Steve Hansen, usually a safe bet to begrudgingly provide the bare minimum, slips into a seat and surprises most with some unexpected candour, charisma even.
Ten French cameras. Four Kiwi stations. A visiting gang of English hack-artists shrouding the array of assortments provided by this famous old rugby haunt (Swansea being the only known club to have toppled all three Southern Hemisphere giants at some stage in their history). Specks of other nationalities too. A Paraguayan reporter. Some Irish. The Japanese invasion has not been entirely quelled.
Stunningly gregarious
Hansen, stunningly gregarious, proves the opposite to six glum All Blacks that followed. As he talked we scribbled down usable quotes.
There's a pop at all the people back home who question the form of some players. He also laid tributes at the feet of Thierry Dusautoir.
Best of all though was the moment his dour sense of humour gives French policy on nuclear testing in the Pacific Ocean a timely revival. Hansen, while journeying through the epic, stunning and brutal (Nantes, 1986) rivalry between these rugby nations, particularly at World Cups, changes tack to deadpan mention of state sabotage committed by French secret agents in the port of Auckland in July 1985.
"When we think about [France and New Zealand] we don't just limit to the rugby World Cup. There has been a great relationship between the countries for a long long time. Apart from the Rainbow Warrior we've probably been on the same page most of the time."
Even Hansen checked himself as giggles rippled through the gallery: “But from a rugby point of view we got similar great athletes. I think France’s game was always built around flair in their backs and real physicality up front.
“I’m not sure it’s the same flair that they’ve got now what with the Super 14 or what do you call it, Top 14? Yeh, that’s become a dour competition with a lot of physicality. I know they are trying to recapture that flair, which is there, you can see it and when they let it loose you can definitely see it.
“Some days you wonder who has turned up but when it is a big occasion they always turn up. We have to turn up with them.”
Who of these French men, a French man asked, still has this flair?
“Your inside centre is one of the flairy guys. You wouldn’t want to give him too much room. He’d skin you as quick as look at you.”
But it’s not just Wesley Fofana, Hansen elaborated: “They all got it. They can pass and run with the ball and turn nothing into something. They are very instinctive rugby players and when they got their backs to the wall that’s when they let loose.”
But why, another French man wondered, has the flair gone away?
“I’m not sure you would have to ask their coaches. Usually the coach has something to do with it.”
It saddens French people that the current management – Philippe Saint-André, Patrice Lagisquet and Serge Blanco – were the flairiest of them all.

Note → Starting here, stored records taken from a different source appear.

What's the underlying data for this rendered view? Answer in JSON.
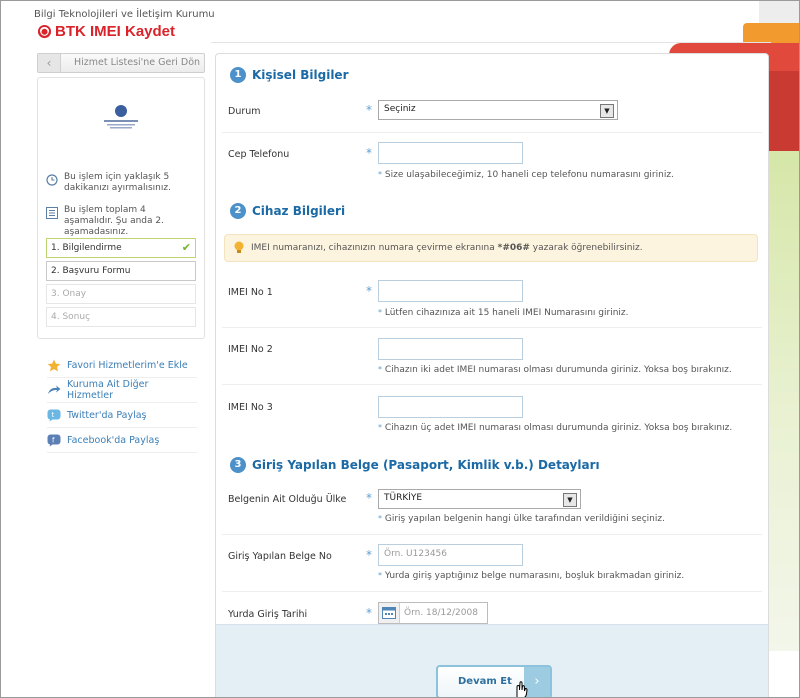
{
  "header": {
    "organization": "Bilgi Teknolojileri ve İletişim Kurumu",
    "brand": "BTK IMEI Kaydet"
  },
  "colors": {
    "brand_red": "#d9232a",
    "section_blue": "#1b6aa5",
    "link_blue": "#3a7fb7",
    "notice_bg": "#fcf4df",
    "footer_bg": "#e3eef5"
  },
  "sidebar": {
    "back_label": "Hizmet Listesi'ne Geri Dön",
    "info": [
      {
        "icon": "clock-icon",
        "text": "Bu işlem için yaklaşık 5 dakikanızı ayırmalısınız."
      },
      {
        "icon": "list-icon",
        "text": "Bu işlem toplam 4 aşamalıdır. Şu anda 2. aşamadasınız."
      }
    ],
    "steps": [
      {
        "label": "1.  Bilgilendirme",
        "state": "done"
      },
      {
        "label": "2.  Başvuru Formu",
        "state": "active"
      },
      {
        "label": "3.  Onay",
        "state": "pending"
      },
      {
        "label": "4.  Sonuç",
        "state": "pending"
      }
    ],
    "links": [
      {
        "icon": "star-icon",
        "label": "Favori Hizmetlerim'e Ekle"
      },
      {
        "icon": "arrow-icon",
        "label": "Kuruma Ait Diğer Hizmetler"
      },
      {
        "icon": "twitter-icon",
        "label": "Twitter'da Paylaş"
      },
      {
        "icon": "facebook-icon",
        "label": "Facebook'da Paylaş"
      }
    ]
  },
  "sections": {
    "s1": {
      "num": "1",
      "title": "Kişisel Bilgiler"
    },
    "s2": {
      "num": "2",
      "title": "Cihaz Bilgileri"
    },
    "s3": {
      "num": "3",
      "title": "Giriş Yapılan Belge (Pasaport, Kimlik v.b.) Detayları"
    }
  },
  "fields": {
    "durum": {
      "label": "Durum",
      "value": "Seçiniz"
    },
    "cep": {
      "label": "Cep Telefonu",
      "hint": "Size ulaşabileceğimiz, 10 haneli cep telefonu numarasını giriniz."
    },
    "notice_pre": "IMEI numaranızı, cihazınızın numara çevirme ekranına ",
    "notice_code": "*#06#",
    "notice_post": " yazarak öğrenebilirsiniz.",
    "imei1": {
      "label": "IMEI No 1",
      "hint": "Lütfen cihazınıza ait 15 haneli IMEI Numarasını giriniz."
    },
    "imei2": {
      "label": "IMEI No 2",
      "hint": "Cihazın iki adet IMEI numarası olması durumunda giriniz. Yoksa boş bırakınız."
    },
    "imei3": {
      "label": "IMEI No 3",
      "hint": "Cihazın üç adet IMEI numarası olması durumunda giriniz. Yoksa boş bırakınız."
    },
    "ulke": {
      "label": "Belgenin Ait Olduğu Ülke",
      "value": "TÜRKİYE",
      "hint": "Giriş yapılan belgenin hangi ülke tarafından verildiğini seçiniz."
    },
    "belge_no": {
      "label": "Giriş Yapılan Belge No",
      "placeholder": "Örn. U123456",
      "hint": "Yurda giriş yaptığınız belge numarasını, boşluk bırakmadan giriniz."
    },
    "tarih": {
      "label": "Yurda Giriş Tarihi",
      "placeholder": "Örn. 18/12/2008"
    }
  },
  "footer": {
    "continue_label": "Devam Et"
  }
}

Hansen on Dusautoir sounds accurate: “He is one of the great players of all time. If there wasn’t a certain Richie McCaw running around during the same period Dusautoir would be seen as the guy who has played rugby in that position over a long period of time. He’s calculated, cool under pressure, smart rugby brain on him. And he’s a good man, good character. Plays the game at the right spirit. A great ambassador for French rugby.”
Then a New Zealand journalist mentions the feeling at home and how there are concerns about the form of Jerome Kaino, Kieran Read and Aaron Smith.
‘Bit of concern’
“Well, firstly, I can understand there is a bit of concern at home because they are at home and not here so they don’t know everything that we have been doing.

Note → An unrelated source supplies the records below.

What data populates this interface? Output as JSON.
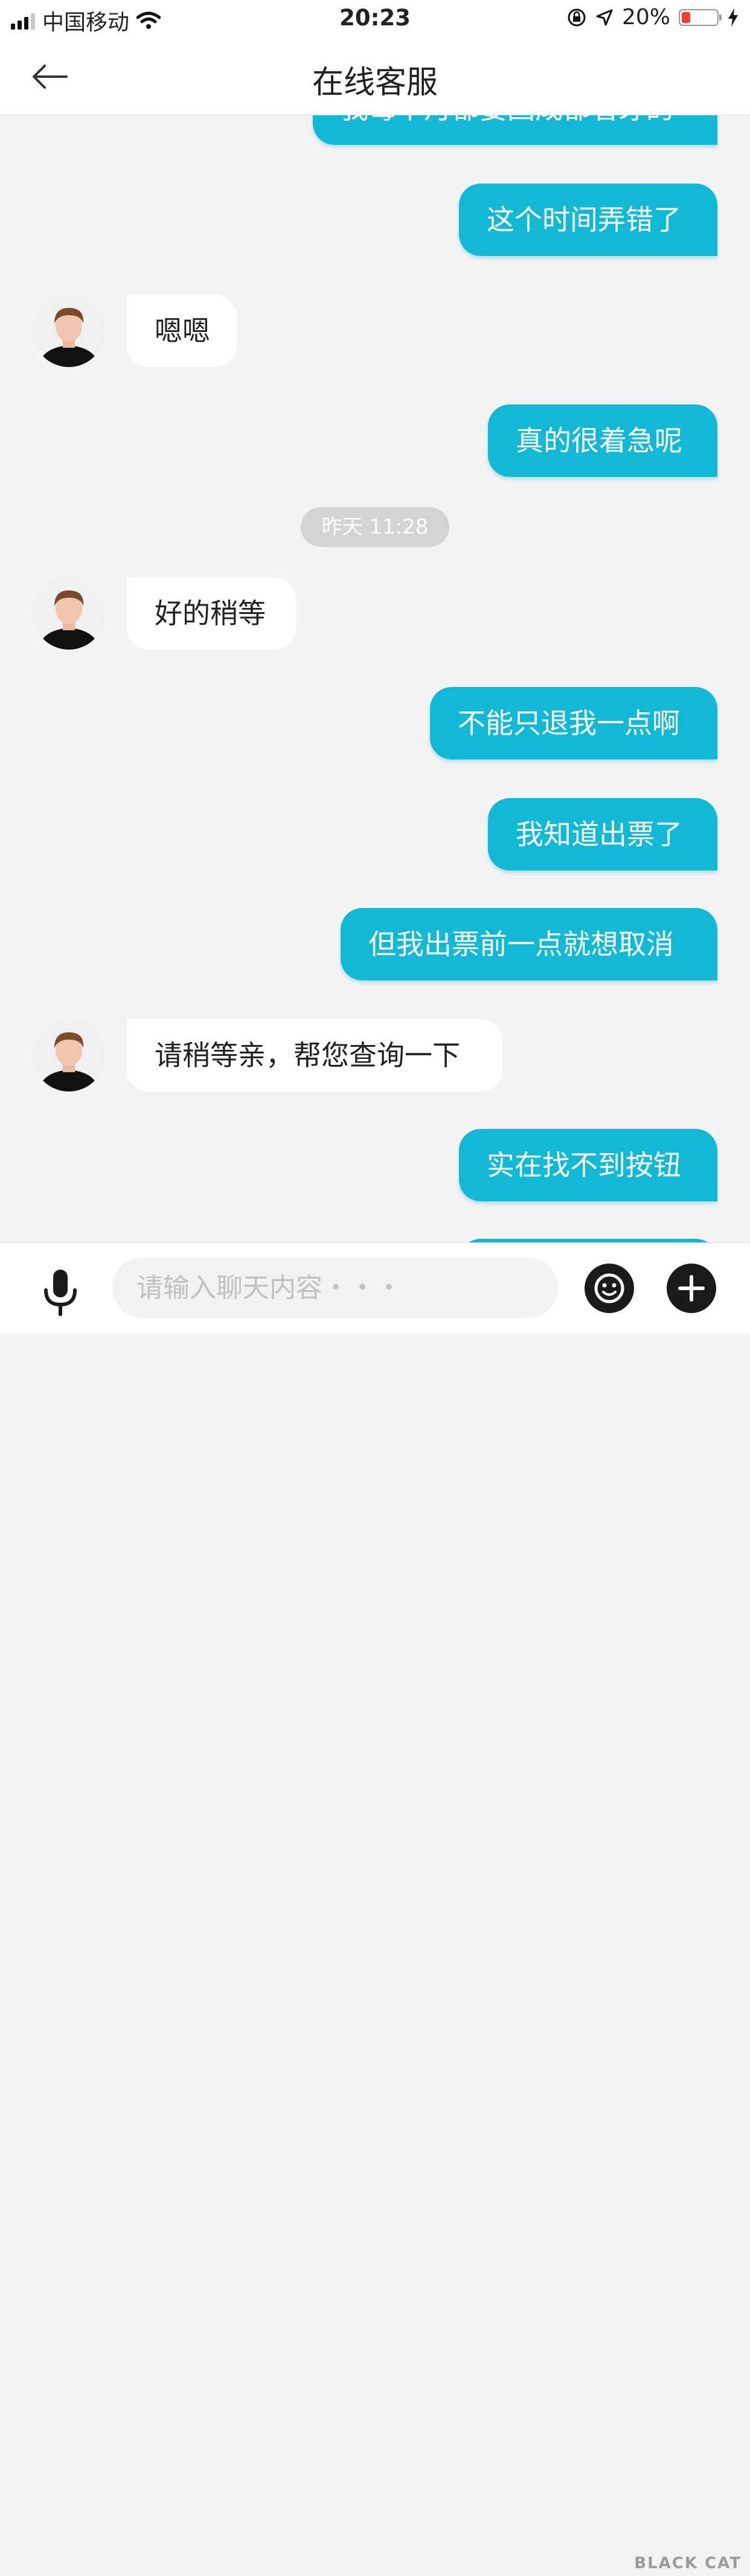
{
  "status_bar": {
    "carrier": "中国移动",
    "time": "20:23",
    "battery_percent": "20%",
    "battery_level": 0.2,
    "icons": [
      "signal-icon",
      "wifi-icon",
      "orientation-lock-icon",
      "location-icon",
      "battery-icon",
      "charging-icon"
    ]
  },
  "nav": {
    "title": "在线客服",
    "back_icon": "back-arrow-icon"
  },
  "chat": {
    "top_partial_message": "我每个月都要回成都看牙的",
    "messages": [
      {
        "side": "right",
        "text": "这个时间弄错了"
      },
      {
        "side": "left",
        "text": "嗯嗯"
      },
      {
        "side": "right",
        "text": "真的很着急呢"
      },
      {
        "side": "time",
        "text": "昨天 11:28"
      },
      {
        "side": "left",
        "text": "好的稍等"
      },
      {
        "side": "right",
        "text": "不能只退我一点啊"
      },
      {
        "side": "right",
        "text": "我知道出票了"
      },
      {
        "side": "right",
        "text": "但我出票前一点就想取消"
      },
      {
        "side": "left",
        "text": "请稍等亲，帮您查询一下"
      },
      {
        "side": "right",
        "text": "实在找不到按钮"
      }
    ]
  },
  "input_bar": {
    "placeholder": "请输入聊天内容・・・",
    "value": ""
  },
  "watermark": {
    "text": "BLACK CAT"
  },
  "colors": {
    "accent": "#12b9d4",
    "background": "#f3f3f4",
    "battery_low": "#ff3b30"
  }
}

“They would be apprehensive about a few things, I guess, because they don’t have any control over it and when you don’t have any control over something your tendency as a human being is to worry.
“But worry is a wasted emotion. If you are worrying about something that hasn’t happened, plan for it and have a plan for it in case it does.

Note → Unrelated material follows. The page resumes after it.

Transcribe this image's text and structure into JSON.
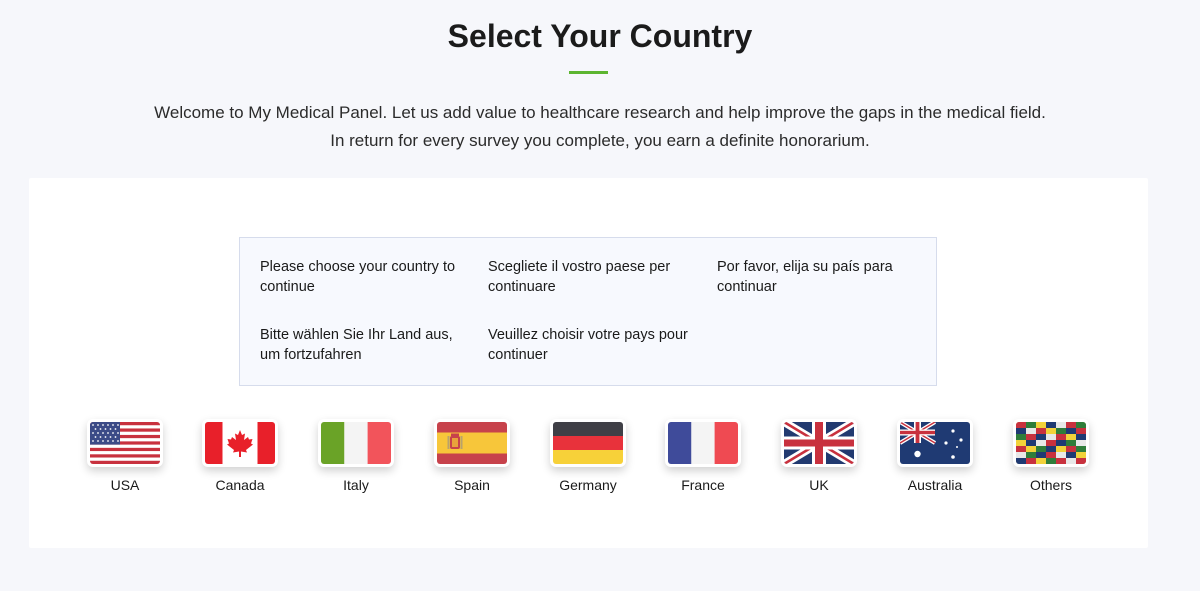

“I’m extremely happy with where we are at. We know what’s on the line. As everyone else does. But that’s the sort of thing that excites this team.
“Without being disrespectful, it’s not the same edge when you are playing Namibia. You know you are going to win the game so we had to create it another way through our training.
“This week we don’t have to create anything. It’s there.”
NEW ZEALAND: B Smith; N Milner-Skudder, C Smith, M Nonu, J Savea; D Carter, A Smith; W Crockett, D Coles, O Franks, B Retallick, S Whitelock, J Kaino, R McCaw (capt), K Read. Replacements: K Mealamu, J Moody, C Faumuina, V Vito, S Cane, T Kerr-Barlow, B Barrett, S B Williams.
FRANCE: S Spedding; N Nakaitaci, A Dumoulin, W Fofana, B Dulin; F Michalak, M Parra; E Ben Arous, G Guirado, R Slimani, P Pape, Y Maestri, T Dusautoir (capt), B Le Roux, Louis Picamoles. Replacements: D Szarzewski, V Debaty, N Mas, D Chouly, Y Nyanga, R Kockott, R Tales, M Bastareaud.